Online Journal for the Moose Pond Investors Club

Portfolio Rebalancing

We are finally moving close to positive territory for portfolio return for the year in spite of or losses in UTStarcom and Pfizer. See year-to-date return report. Pfizer will most likely bounce back, but a recovery by UTStarcom is much less certain. Internal rate of return for the portfolio for the year to date is 0.5%. The S&P 500 is up 1.9% for the same period.

Most companies have reported their third quarter earnings. This is a good time to take a close look at the Moose Pond portfolio. The stock selection guides (SSGs) for all holdings have been revised. Go to the portfolio summary and click on the links for each stock to see the individual SSGs. Also, look at the current diversification report.

Consumer Discretionary (18.9% of portfolio). Harley Davidson (HDI), Johnson Controls (JCI), and O’Reilly Automotive (ORLY) are all quality companies and have all done well. However, the projected average return (PAR) for JCI and ORLY is only 7.5% and for HDI is only 10%. We should be looking for companies with a PAR > 15% to replace at least two of these stocks.

Energy (3.5% of portfolio). We only have one energy stock, Chevron. This is an oil mega cap. We may want to increase our exposure in this sector slightly, increasing the position in Chevron to 5% and adding a large producer/refiner (5%). See the current McDep report for a discussion of possible buys.

Financial (24.2% of portfolio). The financial sector, especially the banking, has been beaten down with the recent rise interest rates. We have a little redundancy in this sector.
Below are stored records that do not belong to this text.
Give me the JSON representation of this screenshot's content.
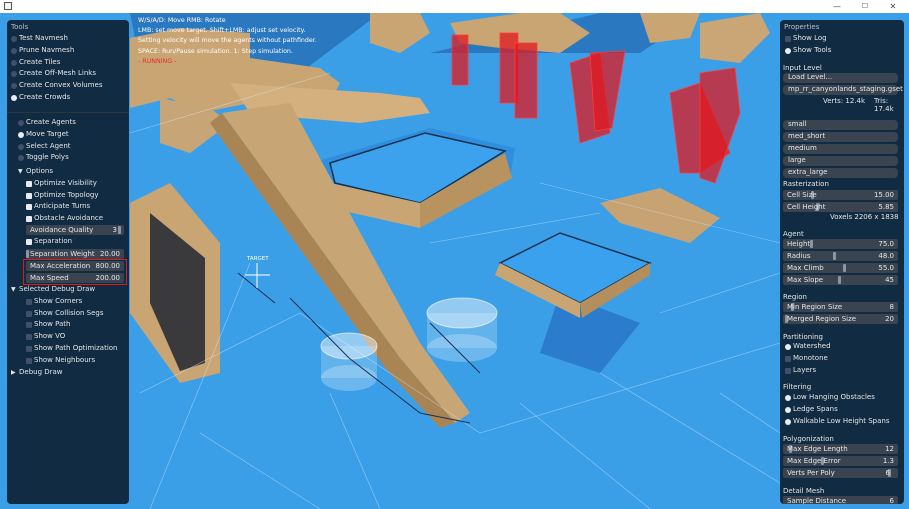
{
  "window": {
    "minimize": "—",
    "maximize": "☐",
    "close": "✕"
  },
  "help": {
    "line1": "W/S/A/D: Move  RMB: Rotate",
    "line2": "LMB: set move target.  Shift+LMB: adjust set velocity.",
    "line3": "Setting velocity will move the agents without pathfinder.",
    "line4": "SPACE: Run/Pause simulation.  1: Step simulation.",
    "line5": "- RUNNING -"
  },
  "viewport": {
    "target_label": "TARGET"
  },
  "tools": {
    "title": "Tools",
    "items": [
      {
        "label": "Test Navmesh",
        "selected": false
      },
      {
        "label": "Prune Navmesh",
        "selected": false
      },
      {
        "label": "Create Tiles",
        "selected": false
      },
      {
        "label": "Create Off-Mesh Links",
        "selected": false
      },
      {
        "label": "Create Convex Volumes",
        "selected": false
      },
      {
        "label": "Create Crowds",
        "selected": true
      }
    ],
    "modes": [
      {
        "label": "Create Agents",
        "selected": false
      },
      {
        "label": "Move Target",
        "selected": true
      },
      {
        "label": "Select Agent",
        "selected": false
      },
      {
        "label": "Toggle Polys",
        "selected": false
      }
    ],
    "options_label": "Options",
    "options": [
      {
        "label": "Optimize Visibility",
        "checked": true
      },
      {
        "label": "Optimize Topology",
        "checked": true
      },
      {
        "label": "Anticipate Turns",
        "checked": true
      },
      {
        "label": "Obstacle Avoidance",
        "checked": true
      }
    ],
    "avoidance_quality": {
      "label": "Avoidance Quality",
      "value": "3"
    },
    "separation": {
      "label": "Separation",
      "checked": true
    },
    "separation_weight": {
      "label": "Separation Weight",
      "value": "20.00"
    },
    "max_acceleration": {
      "label": "Max Acceleration",
      "value": "800.00"
    },
    "max_speed": {
      "label": "Max Speed",
      "value": "200.00"
    },
    "debug_label": "Selected Debug Draw",
    "debug_items": [
      {
        "label": "Show Corners",
        "checked": false
      },
      {
        "label": "Show Collision Segs",
        "checked": false
      },
      {
        "label": "Show Path",
        "checked": false
      },
      {
        "label": "Show VO",
        "checked": false
      },
      {
        "label": "Show Path Optimization",
        "checked": false
      },
      {
        "label": "Show Neighbours",
        "checked": false
      }
    ],
    "debug_draw_label": "Debug Draw"
  },
  "properties": {
    "title": "Properties",
    "show_log": "Show Log",
    "show_tools": "Show Tools",
    "input_level": "Input Level",
    "load_level": "Load Level...",
    "level_file": "mp_rr_canyonlands_staging.gset",
    "verts": "Verts: 12.4k",
    "tris": "Tris: 17.4k",
    "hull_buttons": [
      "small",
      "med_short",
      "medium",
      "large",
      "extra_large"
    ],
    "rasterization": "Rasterization",
    "cell_size": {
      "label": "Cell Size",
      "value": "15.00"
    },
    "cell_height": {
      "label": "Cell Height",
      "value": "5.85"
    },
    "voxels": "Voxels  2206 x 1838",
    "agent": "Agent",
    "height": {
      "label": "Height",
      "value": "75.0"
    },
    "radius": {
      "label": "Radius",
      "value": "48.0"
    },
    "max_climb": {
      "label": "Max Climb",
      "value": "55.0"
    },
    "max_slope": {
      "label": "Max Slope",
      "value": "45"
    },
    "region": "Region",
    "min_region_size": {
      "label": "Min Region Size",
      "value": "8"
    },
    "merged_region_size": {
      "label": "Merged Region Size",
      "value": "20"
    },
    "partitioning": "Partitioning",
    "partition_items": [
      {
        "label": "Watershed",
        "selected": true
      },
      {
        "label": "Monotone",
        "selected": false
      },
      {
        "label": "Layers",
        "selected": false
      }
    ],
    "filtering": "Filtering",
    "filter_items": [
      {
        "label": "Low Hanging Obstacles",
        "checked": true
      },
      {
        "label": "Ledge Spans",
        "checked": true
      },
      {
        "label": "Walkable Low Height Spans",
        "checked": true
      }
    ],
    "polygonization": "Polygonization",
    "max_edge_length": {
      "label": "Max Edge Length",
      "value": "12"
    },
    "max_edge_error": {
      "label": "Max Edge Error",
      "value": "1.3"
    },
    "verts_per_poly": {
      "label": "Verts Per Poly",
      "value": "6"
    },
    "detail_mesh": "Detail Mesh",
    "sample_distance": {
      "label": "Sample Distance",
      "value": "6"
    }
  }
}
The companies with the lowest PAR are Brown & Company (BRO), PAR of 11.4%, and Capital One Financial (COF), PAR of 11.2%. It is a toss up whether to hold or replace these two stocks. Synovus Bank look interesting. It is a regional bank that derives about one third of its revenue from its interest in TSS, a credit card processor. See the SNV stock selection guide.

Healthcare (24.2% of portfolio). Amgen had a nice run-up this year but going forward, PAR is only 12%. Patterson Companies (PDCO) has a PAR of 10.2% and Lincare (LNCR) has PAR of 8.4%. LNCR is a prime candidate for replacement. Lower federal reimbursement for supplemental oxygen has cut into its margins.

Information Technology (26.2% of portfolio). Fiserv provides information management systems and services to the financial industry. However, Fiserv (FISV) has had several quarters of slowing revenues. Its PAR is 10.5%. It might be time to sell FISV and replace with additional shares of JKHY and new shares of SNV. UTStarcom has not done well and company guidance does not project positive earnings until the second half of 2006.

What to Do? Over the next month or two we may want to:
(1) Sell JCI, FISV, LNCR and ORLY.
(2) Purchase Synovus (see SSG).
(3) Increase position in CVX to 5% and add purchase 5% position in ConocoPhillips (COP).
(4) Increase positions in ACS, BBBY, FITB, JKHY, LOW, PFE and WMT to 5% each. (All of these stocks have a PAR of at least 15%.)

This would reduce the number of stocks held in the portfolio by 2 to 24. The new weighted PAR would be 15.1% and quality would be 72.1 The Excel spreadsheet shows the changes. Total trasaction costs for all of these changes would be about $36.